Dancing is all about creative expression through movement. However, when it comes to the dance routines, in many ways, they haven’t budged. In many cultures, dances are deep-rooted in tradition and thriving with the same popularity today as when they were introduced centuries ago.
Some countries, such as Mexico, have several traditional dances. Along with the Jarabe Tapatío (Mexican Hat Dance) taught in classrooms around the world, tourists to Mexico may witness a performance of Danza del Venado (Dance of the Deer) or Tlacolorerosis (an agricultural dance). You might even see a Concheros dance, one of the oldest dances in Mexico —whose origin dates to shortly after the conquest of the Aztec Empire by the Spanish.

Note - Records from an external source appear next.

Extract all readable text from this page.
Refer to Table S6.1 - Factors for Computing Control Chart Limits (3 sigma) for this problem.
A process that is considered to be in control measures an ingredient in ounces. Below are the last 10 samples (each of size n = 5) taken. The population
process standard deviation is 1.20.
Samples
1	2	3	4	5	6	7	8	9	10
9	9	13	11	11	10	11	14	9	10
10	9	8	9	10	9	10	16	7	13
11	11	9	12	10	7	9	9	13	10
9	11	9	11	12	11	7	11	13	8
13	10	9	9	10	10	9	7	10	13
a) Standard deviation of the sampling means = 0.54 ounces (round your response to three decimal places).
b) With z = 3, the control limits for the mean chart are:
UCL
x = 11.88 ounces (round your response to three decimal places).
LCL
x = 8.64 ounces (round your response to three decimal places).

Of course, perhaps the most well-known Mexican music and dance combination is mariachi. The most common dance technique found with mariachi is zapateado, a kind of footwork from Spain with pounding movements into a raised platform.
Bharata Natyam, indigenous to India, has been around for centuries and is one of the most popular and widely performed dance styles and is practiced by male and female dancers all over the world.

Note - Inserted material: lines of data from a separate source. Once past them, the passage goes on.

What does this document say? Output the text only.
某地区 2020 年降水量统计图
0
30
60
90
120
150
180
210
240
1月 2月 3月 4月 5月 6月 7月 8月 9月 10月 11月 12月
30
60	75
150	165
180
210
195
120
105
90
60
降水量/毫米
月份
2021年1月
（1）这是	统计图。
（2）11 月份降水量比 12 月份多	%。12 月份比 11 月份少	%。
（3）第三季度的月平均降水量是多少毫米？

The Irish jig, however, is actually native to England. The dance was widely adapted in Ireland and Scotland in the 17th century and usually associated with those countries. In Ireland, reel dancing is also very popular and taught in schools.
When it comes to contemporary ballroom dancing, the Viennese Waltz remains as an international standard. It emerged from Austria in the second half of the 18th century.
In the Philippines, the tinikling is among the most popular traditional dances.The tinikling is a pre-Spanish dance from the Philippines where two people beat and slide bamboo poles on the ground and against each other as others step over and between the poles. The dance originated in the central Philippines as an imitation of the tikling bird dodging traps set by rice farmers.